The gist is a guy by the name of B.R. Myers, who's written A Reader's Manifesto: An Attack on the Growing Pretentiousness in American Literary Prose, and I'm curious what people have to say about that here.
In the wake of the Noir discussion, it's pretty obvious that I like a certain amount of texture to my fiction, and anyone who's read my posts knows that I like my words multisyllabic, my sentences wordy, and my phrases occasionally tenuously connected. ;-)
Still, Noir garnered a rather mixed set of reactions, mainly (I'm guessing) because of stuff like texture, and Jeff actually laid it out: in his opinion Jeter was trying to cover for a lack of ability with deluges of images and clumsily overblown prose.
So what does everyone think of the Myers' criticisms (bearing in mind that no one here has had a chance to read the book, including me)? Do we want clarity or workmanship, is it artistry we should be looking for, which is more (and less) than either?
Room for One More?
That’s right.
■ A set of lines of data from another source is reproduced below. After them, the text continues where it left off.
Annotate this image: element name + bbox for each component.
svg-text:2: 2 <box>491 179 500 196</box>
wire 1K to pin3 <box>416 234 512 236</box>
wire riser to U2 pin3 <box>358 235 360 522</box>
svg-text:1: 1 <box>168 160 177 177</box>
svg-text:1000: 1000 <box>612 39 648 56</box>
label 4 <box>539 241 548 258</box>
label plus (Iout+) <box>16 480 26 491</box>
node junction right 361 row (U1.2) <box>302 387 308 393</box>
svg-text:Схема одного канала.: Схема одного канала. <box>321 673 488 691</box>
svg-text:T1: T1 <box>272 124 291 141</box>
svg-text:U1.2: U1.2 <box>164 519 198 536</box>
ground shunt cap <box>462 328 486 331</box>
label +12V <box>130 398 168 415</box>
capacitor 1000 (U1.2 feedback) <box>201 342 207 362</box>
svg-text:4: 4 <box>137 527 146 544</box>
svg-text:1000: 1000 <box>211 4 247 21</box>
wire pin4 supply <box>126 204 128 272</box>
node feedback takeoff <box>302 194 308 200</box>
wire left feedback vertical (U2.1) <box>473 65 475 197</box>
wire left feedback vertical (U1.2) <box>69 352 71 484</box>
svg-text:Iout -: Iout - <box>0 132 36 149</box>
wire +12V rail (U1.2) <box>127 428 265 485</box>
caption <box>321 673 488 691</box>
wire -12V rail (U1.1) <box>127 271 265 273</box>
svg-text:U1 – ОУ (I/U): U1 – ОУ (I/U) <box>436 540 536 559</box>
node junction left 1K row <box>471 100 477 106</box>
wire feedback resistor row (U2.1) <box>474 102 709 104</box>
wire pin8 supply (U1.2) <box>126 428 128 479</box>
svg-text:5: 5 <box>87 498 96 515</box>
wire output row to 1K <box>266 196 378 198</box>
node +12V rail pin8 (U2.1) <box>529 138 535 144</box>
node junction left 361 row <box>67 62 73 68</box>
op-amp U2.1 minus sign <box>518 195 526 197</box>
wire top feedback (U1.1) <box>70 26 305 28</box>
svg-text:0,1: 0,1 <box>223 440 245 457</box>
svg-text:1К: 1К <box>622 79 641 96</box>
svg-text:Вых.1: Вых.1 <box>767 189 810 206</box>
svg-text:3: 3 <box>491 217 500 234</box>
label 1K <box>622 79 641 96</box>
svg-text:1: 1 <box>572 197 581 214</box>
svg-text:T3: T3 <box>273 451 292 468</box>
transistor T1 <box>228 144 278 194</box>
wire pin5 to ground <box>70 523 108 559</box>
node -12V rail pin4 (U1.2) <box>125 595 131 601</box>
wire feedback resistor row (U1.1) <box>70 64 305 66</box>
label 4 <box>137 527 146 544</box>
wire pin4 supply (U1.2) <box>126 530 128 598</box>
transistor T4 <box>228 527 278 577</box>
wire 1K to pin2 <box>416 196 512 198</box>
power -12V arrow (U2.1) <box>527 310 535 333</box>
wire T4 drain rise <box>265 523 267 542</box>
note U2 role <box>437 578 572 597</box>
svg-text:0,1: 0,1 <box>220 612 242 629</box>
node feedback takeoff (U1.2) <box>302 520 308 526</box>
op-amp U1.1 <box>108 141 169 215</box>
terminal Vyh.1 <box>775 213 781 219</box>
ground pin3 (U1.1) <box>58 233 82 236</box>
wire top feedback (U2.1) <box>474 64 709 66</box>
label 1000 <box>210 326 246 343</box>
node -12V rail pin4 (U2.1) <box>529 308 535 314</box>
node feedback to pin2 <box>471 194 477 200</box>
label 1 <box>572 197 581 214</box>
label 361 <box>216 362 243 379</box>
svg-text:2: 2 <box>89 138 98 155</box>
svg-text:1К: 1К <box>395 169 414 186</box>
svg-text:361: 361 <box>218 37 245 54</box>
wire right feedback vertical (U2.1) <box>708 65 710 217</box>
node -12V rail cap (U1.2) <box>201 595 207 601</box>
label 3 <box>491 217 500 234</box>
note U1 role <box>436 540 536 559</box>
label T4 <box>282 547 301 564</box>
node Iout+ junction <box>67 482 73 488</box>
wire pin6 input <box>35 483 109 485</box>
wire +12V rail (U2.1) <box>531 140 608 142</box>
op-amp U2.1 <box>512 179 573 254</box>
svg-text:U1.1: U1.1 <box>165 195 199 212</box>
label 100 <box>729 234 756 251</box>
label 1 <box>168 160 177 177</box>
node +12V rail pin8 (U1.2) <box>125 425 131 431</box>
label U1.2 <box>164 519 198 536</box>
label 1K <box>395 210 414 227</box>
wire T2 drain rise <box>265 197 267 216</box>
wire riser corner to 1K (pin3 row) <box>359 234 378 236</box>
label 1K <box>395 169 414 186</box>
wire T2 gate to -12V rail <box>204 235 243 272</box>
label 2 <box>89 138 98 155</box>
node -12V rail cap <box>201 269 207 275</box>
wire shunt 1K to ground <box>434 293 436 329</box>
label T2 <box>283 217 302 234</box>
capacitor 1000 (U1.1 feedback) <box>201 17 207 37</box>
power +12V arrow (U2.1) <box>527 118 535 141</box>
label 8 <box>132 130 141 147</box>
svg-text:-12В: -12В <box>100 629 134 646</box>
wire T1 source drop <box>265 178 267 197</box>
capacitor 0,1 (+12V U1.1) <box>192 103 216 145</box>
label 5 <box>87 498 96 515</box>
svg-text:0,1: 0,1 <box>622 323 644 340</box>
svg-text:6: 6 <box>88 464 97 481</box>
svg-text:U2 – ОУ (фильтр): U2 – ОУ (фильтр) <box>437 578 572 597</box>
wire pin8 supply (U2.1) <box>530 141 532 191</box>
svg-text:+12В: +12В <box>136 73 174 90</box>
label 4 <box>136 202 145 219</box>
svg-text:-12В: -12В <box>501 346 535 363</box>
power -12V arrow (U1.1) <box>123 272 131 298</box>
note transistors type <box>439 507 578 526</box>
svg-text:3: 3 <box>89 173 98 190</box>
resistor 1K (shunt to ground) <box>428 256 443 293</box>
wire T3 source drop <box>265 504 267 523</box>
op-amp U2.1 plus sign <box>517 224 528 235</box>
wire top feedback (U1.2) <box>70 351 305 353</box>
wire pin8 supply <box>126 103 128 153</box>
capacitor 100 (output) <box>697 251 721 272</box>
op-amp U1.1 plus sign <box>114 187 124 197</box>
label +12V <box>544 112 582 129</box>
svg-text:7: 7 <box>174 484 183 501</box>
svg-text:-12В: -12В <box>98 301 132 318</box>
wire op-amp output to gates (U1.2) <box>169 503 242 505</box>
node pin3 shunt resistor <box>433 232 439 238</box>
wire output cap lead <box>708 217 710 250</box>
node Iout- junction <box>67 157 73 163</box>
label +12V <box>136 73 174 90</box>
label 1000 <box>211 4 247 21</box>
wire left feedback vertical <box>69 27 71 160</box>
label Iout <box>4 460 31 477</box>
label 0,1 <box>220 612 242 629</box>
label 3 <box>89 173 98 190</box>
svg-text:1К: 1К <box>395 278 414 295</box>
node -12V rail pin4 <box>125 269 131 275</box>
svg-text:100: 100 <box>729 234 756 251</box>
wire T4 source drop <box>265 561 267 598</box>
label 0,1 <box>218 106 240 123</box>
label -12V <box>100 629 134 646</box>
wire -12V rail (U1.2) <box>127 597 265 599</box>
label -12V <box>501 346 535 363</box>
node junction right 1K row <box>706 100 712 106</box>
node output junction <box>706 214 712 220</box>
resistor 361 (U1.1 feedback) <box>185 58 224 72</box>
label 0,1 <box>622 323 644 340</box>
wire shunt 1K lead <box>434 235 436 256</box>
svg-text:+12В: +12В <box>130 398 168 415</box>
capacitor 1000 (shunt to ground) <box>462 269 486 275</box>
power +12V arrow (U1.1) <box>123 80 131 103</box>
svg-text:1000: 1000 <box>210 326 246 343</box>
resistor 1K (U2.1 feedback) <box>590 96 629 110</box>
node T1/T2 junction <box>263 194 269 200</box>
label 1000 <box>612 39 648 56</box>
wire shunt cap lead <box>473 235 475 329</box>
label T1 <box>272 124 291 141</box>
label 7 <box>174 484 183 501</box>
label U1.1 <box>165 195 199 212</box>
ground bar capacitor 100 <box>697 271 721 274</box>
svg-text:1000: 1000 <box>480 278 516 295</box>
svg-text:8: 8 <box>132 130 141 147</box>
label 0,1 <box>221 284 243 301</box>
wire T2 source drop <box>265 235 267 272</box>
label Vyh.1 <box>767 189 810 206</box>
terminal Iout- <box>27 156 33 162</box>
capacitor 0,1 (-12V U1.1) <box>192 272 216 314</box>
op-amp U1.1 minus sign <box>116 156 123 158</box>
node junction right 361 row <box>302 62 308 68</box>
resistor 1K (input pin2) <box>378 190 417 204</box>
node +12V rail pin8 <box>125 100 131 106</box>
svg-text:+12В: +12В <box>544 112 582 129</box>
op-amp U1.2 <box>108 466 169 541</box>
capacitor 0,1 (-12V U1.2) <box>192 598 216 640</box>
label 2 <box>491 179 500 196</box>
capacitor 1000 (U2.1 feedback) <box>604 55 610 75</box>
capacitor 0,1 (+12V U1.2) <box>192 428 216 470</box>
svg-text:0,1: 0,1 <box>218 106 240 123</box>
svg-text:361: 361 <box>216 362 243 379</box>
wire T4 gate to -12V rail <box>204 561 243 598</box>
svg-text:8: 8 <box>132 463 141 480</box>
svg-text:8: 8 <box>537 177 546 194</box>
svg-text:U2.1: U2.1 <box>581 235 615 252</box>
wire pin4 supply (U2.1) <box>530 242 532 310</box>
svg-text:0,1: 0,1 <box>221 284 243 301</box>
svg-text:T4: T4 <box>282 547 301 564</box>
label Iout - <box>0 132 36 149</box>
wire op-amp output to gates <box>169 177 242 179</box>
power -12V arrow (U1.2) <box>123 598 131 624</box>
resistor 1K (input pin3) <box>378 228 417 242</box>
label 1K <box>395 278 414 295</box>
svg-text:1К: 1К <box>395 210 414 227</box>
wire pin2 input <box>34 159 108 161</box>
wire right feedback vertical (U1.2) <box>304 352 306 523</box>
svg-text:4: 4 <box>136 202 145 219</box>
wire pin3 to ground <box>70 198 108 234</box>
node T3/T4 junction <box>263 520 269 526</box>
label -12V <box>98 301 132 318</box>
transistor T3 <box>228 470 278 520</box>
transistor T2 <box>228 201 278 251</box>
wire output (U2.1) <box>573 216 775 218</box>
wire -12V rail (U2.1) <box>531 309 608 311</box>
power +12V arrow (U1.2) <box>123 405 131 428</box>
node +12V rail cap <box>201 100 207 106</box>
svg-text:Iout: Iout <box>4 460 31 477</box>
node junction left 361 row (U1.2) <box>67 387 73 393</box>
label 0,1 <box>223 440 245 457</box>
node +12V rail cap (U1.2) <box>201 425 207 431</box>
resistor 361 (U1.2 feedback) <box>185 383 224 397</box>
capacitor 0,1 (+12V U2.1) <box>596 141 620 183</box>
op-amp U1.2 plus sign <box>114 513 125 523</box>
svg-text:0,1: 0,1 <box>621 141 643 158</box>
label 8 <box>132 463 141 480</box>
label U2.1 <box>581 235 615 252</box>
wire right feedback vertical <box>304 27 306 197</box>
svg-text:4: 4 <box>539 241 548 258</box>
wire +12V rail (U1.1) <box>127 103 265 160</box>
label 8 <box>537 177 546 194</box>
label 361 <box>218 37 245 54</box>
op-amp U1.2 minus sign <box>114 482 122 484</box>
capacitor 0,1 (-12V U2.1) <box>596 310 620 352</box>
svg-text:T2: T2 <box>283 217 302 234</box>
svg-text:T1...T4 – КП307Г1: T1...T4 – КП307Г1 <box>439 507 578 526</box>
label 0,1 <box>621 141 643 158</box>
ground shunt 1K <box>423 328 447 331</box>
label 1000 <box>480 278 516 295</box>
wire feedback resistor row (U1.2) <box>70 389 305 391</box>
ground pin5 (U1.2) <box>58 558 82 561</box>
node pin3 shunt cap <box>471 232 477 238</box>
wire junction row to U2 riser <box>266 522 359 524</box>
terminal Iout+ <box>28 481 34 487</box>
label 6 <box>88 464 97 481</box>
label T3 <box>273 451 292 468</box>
We’ve got another newbie. If you don’t already know Erin, you can find out more about her through one of her many blogs:
jackasses & stalkers
gc golf journal
The booknook hasn’t been getting much play lately, but I’m sure she’ll have plenty of updates in store for the future now that she’s a member of our club.
In brief, Erin lives in New Jersey, is a web designer, is getting ready to participate in the Avon 3-Day Breast Cancer Walk this October, is an on again/off again member of Weight Watchers, gets IMed regularly by weirdoes, has just taken up golf (which is the only sport I play since you can smoke, drink, and drive all at the same time), and enjoys reading a good book.
Due to an unexpected change in my host's user agreement, I've had to upgrade our version of Movable Type and convert our database files over to MySQL. For the most part, you shouldn't notice changes except for a brief message that you'll get when publishing a post. However, please let me know if anything seems a bit wonky.
Wow! We’ve got another new recruit. Danielle has decided to join our little club because she’s an avid reader and, like the rest of us, has been wanting a forum in which to discuss what she’s read. She’s also a graduate student and is looking for interesting books to read outside of her usual course work. I’m sure we’ll be able to meet both of those needs.
Danielle stumbled onto our site via this path: Gigglechick, Katespot, and then here. With this, Kate has joined Jeff in the illustrious ranks of being a recruiter for BookBlog.
Hi there, noticed Kara was kind enough to intro herself so thought I should chime in before we start our August discussion.
My name is Hunter Harwood, and I am a friend of Rich Miller. I found the bookblog through his Brain Squeezings, and have decided that I should join this merry band of readers. I love to read but do not do it often enough, this is the sort of motivation I need to read titles I might otherwise miss. I typically read programming-related books, occasional science or history, sci-fi/fantasy and the odd espionage thriller. I also voraciously consume fiction and non-fiction works in my car via audio books - just finished The Regulators by Richard Bachman (aka Stephen King) and three abridged WEB Griffin books in a collection. Good thing my wife and I work for a book retailer (Books A Million). She's the CIO and I'm a lowly consultant building an Intranet portal for the finance dept. I've been programming since 1985 and have really enjoyed it. I also have a moderate electronic gaming habit, just as Rich. ;^)
My family and I moved down here to the Birmingham, AL area from near Annapolis, MD due to (1) Crown Books going belly up, where my wife was CIO and I was a lowly consultant as well, and (2) my wife landing the position at Books A Million. So far so good, although I think I am just going to stay away from the local delicacy of boiled peanuts, thank you very much.